Data Processing and statistical Analysis: raw data files were converted to .mzXML format using ProteoWizard, an open-source software tool for mass spectrometry data conversion. Peak detection, retention time alignment, and peak area extraction were performed using XCMS, a widely used software package for LC-MS metabolomics data analysis.

To ensure data quality, several steps were implemented. Instrumental stability was assessed by monitoring the consistency of retention times and peak areas of representative ions in the QC samples. Metabolic features exhibiting a relative standard deviation (RSD) greater than 30% in the QC samples were excluded from further analysis. Signal drift was corrected using a quality control-based robust LOESS signal correction algorithm (QC-RLSC) to enhance data reliability.

Statistical analysis was performed using SIMCA software version 14.1 (Umetrics, Sweden). Orthogonal Partial Least Squares discriminant Analysis (OPLS-DA) was used to identify metabolic differences between the preterm and full-term groups,and model reliability was validated using 100 permutation tests. Variable Importance in Projection (VIP) scores were calculated to identify the most influential metabolites. Differences in metabolite intensities were assessed using the Mann-Whitney U test, and linear regression was applied to analyze associations between compounds, both conducted in IBM SPSS Statistics (version 21).
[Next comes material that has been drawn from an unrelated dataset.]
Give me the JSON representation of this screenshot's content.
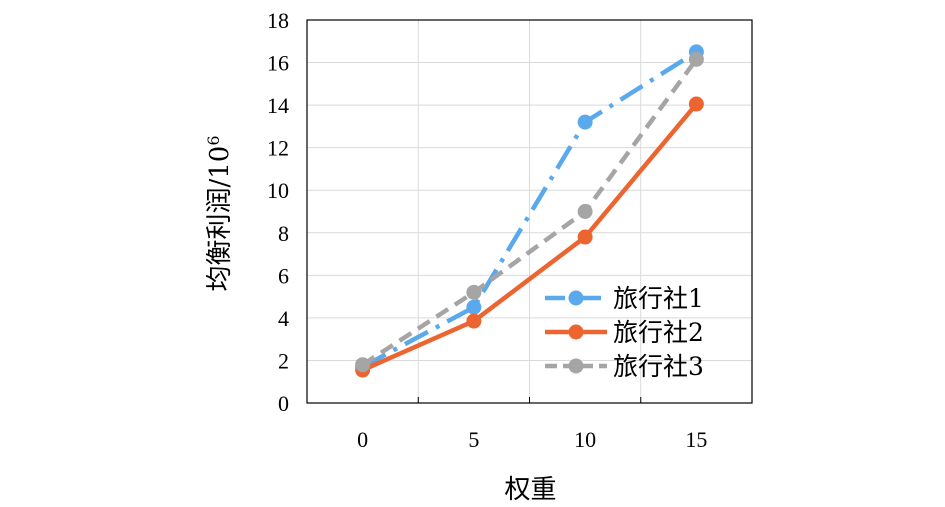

Metabolite Identification and Pathway Analysis: Differential metabolites were selected based on VIP > 1.0 and p < 0.05.Correlation and clustering analysis were used to evaluate metabolite relationships and grouping. Identified differential metabolites were subjected to Kyoto Encyclopedia of Genes and Genomes (KEGG) pathway enrichment analysis to understand their biological importance.